In both of these situations, vSAN triggers the evacuation of some or all data from the affected disks or disk-groups and the “overall disks health” section in the vSAN health monitoring UI reports one or more of the following operational states for the affected disks or disk-groups along with recommendations for the user. The recommendations after the evacuation is complete will differ depending on whether vSAN detected excessive IO latencies or excessive log congestion.
 
This is a list of the failures the vSAN Health monitoring UI will report:
  1. Impending permanent disk failure, data is being evacuated (Health state - Yellow)

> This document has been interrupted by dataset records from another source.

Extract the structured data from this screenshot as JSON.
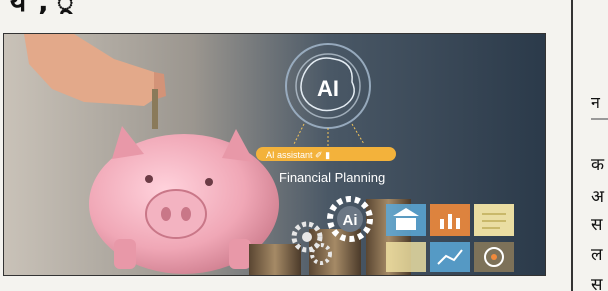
{
  "article": {
    "headline_fragment": "य ,  ू"
  },
  "photo": {
    "ai_badge_text": "AI",
    "assistant_bar_text": "AI assistant ✐  ▮",
    "financial_planning_text": "Financial Planning",
    "gear_ai_text": "Ai",
    "colors": {
      "sky_dark": "#2b3a4a",
      "piggy_pink": "#f0a7b6",
      "assistant_bar": "#f3b23b",
      "tile_orange": "#f08a3c",
      "tile_blue": "#5aa8d8",
      "tile_cream": "#f4e6a6"
    }
  },
  "side_column": {
    "heading_fragment": "न",
    "lines": [
      "क",
      "अ",
      "स",
      "ल",
      "स"
    ]
  }
}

    vSAN is evacuating the required data from this disk due to an impending permanent disk failure state. As long as sufficient resources are available in the rest of the vSAN cluster, vSAN will successfully evacuate all the “healthy” components from the “dying” disk but this may cause an increase in the overall datastore usage. If the cause here is excessive IO latencies, plan for disk or disk-group replacement. Alternatively, if the cause is high log congestion then prepare for a temporary increase in cluster usage as a result of this disk or disk-group evacuation, assuming there is enough space in the cluster to host the data evacuated. Wait for the evacuation to complete before removing the “dying” disk from the vSAN cluster. In the latter case the diskgroup should be removed from vSAN and then re-added back to vSAN.
     
  2. Impending permanent disk failure, data evacuation failed due to insufficient resources (Health state - Red)

    Evacuation failed due to insufficient resources in the cluster. Add the requested capacity into the fault-domain with the dying disk. Evacuation will proceed automatically once the additional resources are added. The active data on the affected disks will stay usable.
     
  3. Impending permanent disk failure, data evacuation failed due to inaccessible objects (Health state - Red)

    vSAN has evacuated everything that could be evacuated, now all the remaining components on this disk belong to objects that were inaccessible for reasons other than this DDH workflow. Users should examine the remaining data on the disks to decide if it is useful and needs to be recovered with help from VMware, or it can be purged. Many inaccessible object issues are caused by inaccessible swap objects.

    Once all the inaccessible objects have been purged or recovered, DDH evacuation will proceed automatically and the disk will transition either into the “data evacuation completed” state or “data evacuation failed” state if sufficient resources were unavailable. If there is delay in resolving this situation, the only risk is losing any useful or important data residing on it especially since the disk could potentially fail permanently. The presence of this disk or disk group in the cluster should have no impact on the performance of the rest of the cluster since none of the accessible VMs will have any data left on this unhealthy disk.
     
  4. Impending permanent disk failure, data evacuation completed (Health state - Yellow)

    This is the disk state when all components required to maintain object accessibility have been evacuated from the disk and remaining components have been marked "absent" by vSAN. The logs in the vsandevicemonitord.log file should help you to determine if the disk was marked unhealthy due to excessive log congestion or I/O latencies. If the disk group was marked unhealthy due to excessive log congestion then user should remove it from vSAN cluster and add it back since it should be in a usable state for vSAN after it is added back. On the other hand if the disk was marked unhealthy due to excessive IO latencies it disk should no longer be used for vSAN.

    If a "dying" disk belongs to a deduplication enabled disk group then the whole disk group would be marked unhealthy but after the required data evacuation, the vsandevicemonitord.log file will help you to determine which disks in the disk group were observed to have excessive I/O latencies, only those disks need to be replaced. User should collect the output from the vsandevicemonitord.log file, which contains the SMART logging information as well as the high latencies observed by vSAN and send this information to the disk vendor, along with the disk.